His tweet, shortly after leaving Charlevoix in Quebec, came in response to what he claimed were “false statements” by the summit host, Canadian premier Justin Trudeau.
But Theresa May’s official spokesman left no doubt that the Prime Minister continues to regard the communique as binding on the US.
“The communique was agreed by all parties who attended G7,” the spokesman told a Westminster press briefing.
“We fully intend to honour it.

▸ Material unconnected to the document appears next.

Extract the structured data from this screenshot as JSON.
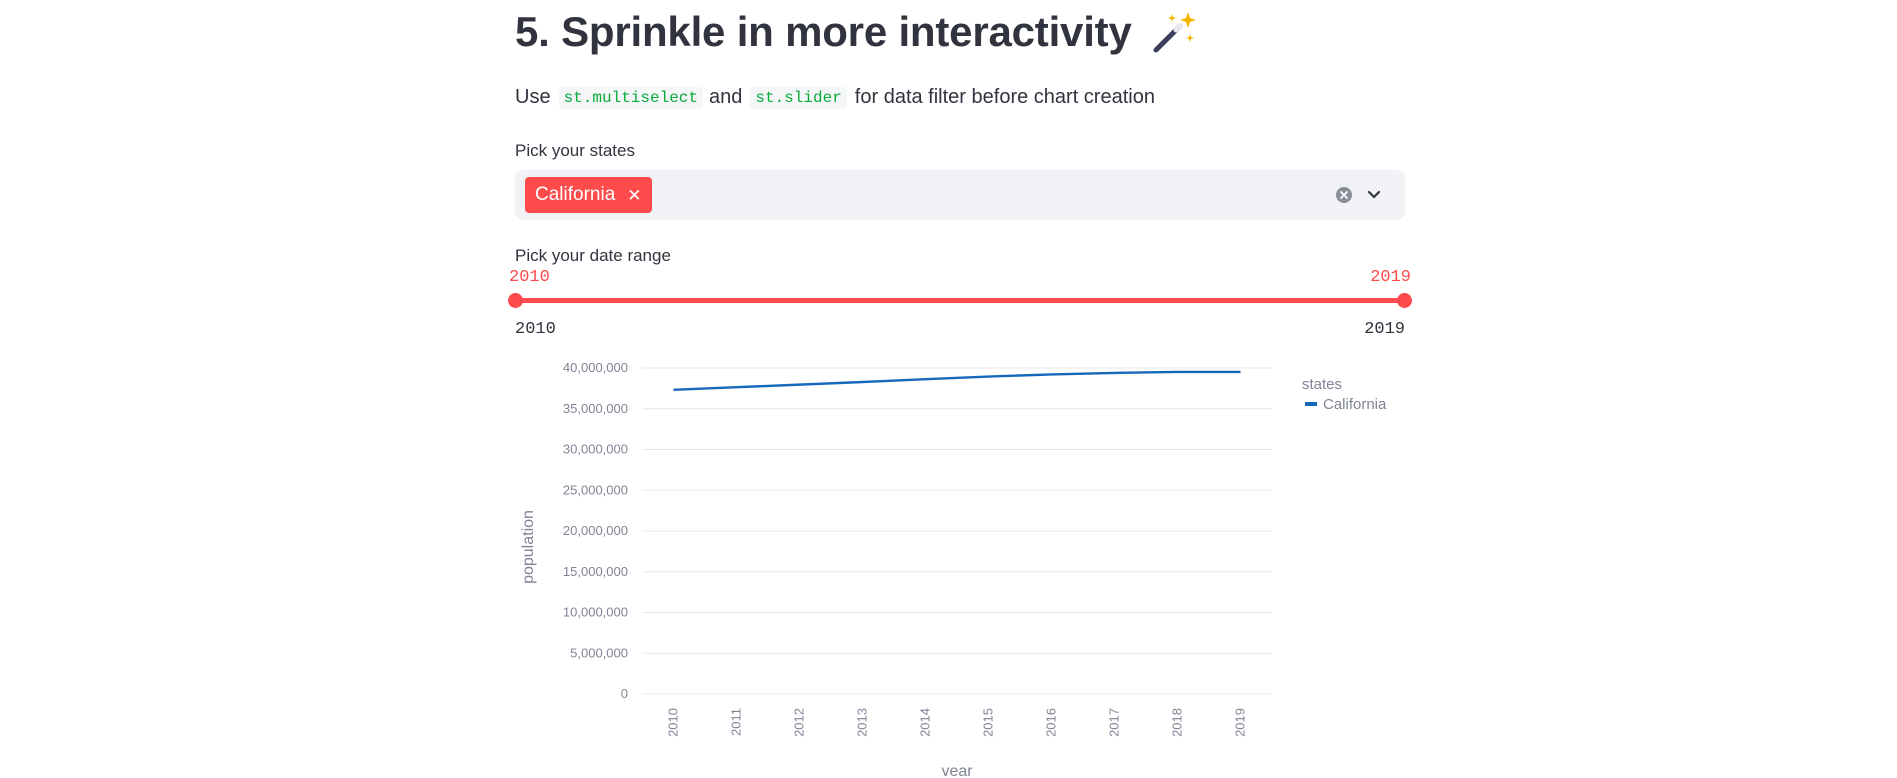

We would hope that the US would similarly honour the commitments that they have made.”
Mrs May later said in her statement: “The UK fully intends to honour the commitments we have made.”
European Commission spokesman Margaritis Schinas used a Latin term “Pacta sunt servanda” - or “agreements must be kept” - as he made clear that Brussels expects Washington to honour its commitments.
Mr Schinas told a Brussels press conference: “The EU stands fully behind the G7 communique agreed in Charlevoix.
“The European Union will continue to stand up for an international, rules-based, multilateral system.
“The European Commission sticks to the final declaration communique and will take all the necessary action at our level to achieve and promote the objectives set therein.
“For us, pacta sunt servanda. After two days of intense negotiations and an even longer preparatory process at sherpa level, the text reflects the values and policies that the EU stands for and that we will continue together with our partners to defend.”
During the summit, Mr Trump accused other states of “robbing” his country through their trade policies and proposed scrapping tariffs across the G7.
In his tweet after departing Charlevoix, he wrote: “Based on Justin’s false statements at his news conference, and the fact that Canada is charging massive Tariffs to our U.S. farmers, workers and companies, I have instructed our U.S. Reps not to endorse the Communique as we look at Tariffs on automobiles flooding the U.S. Market!”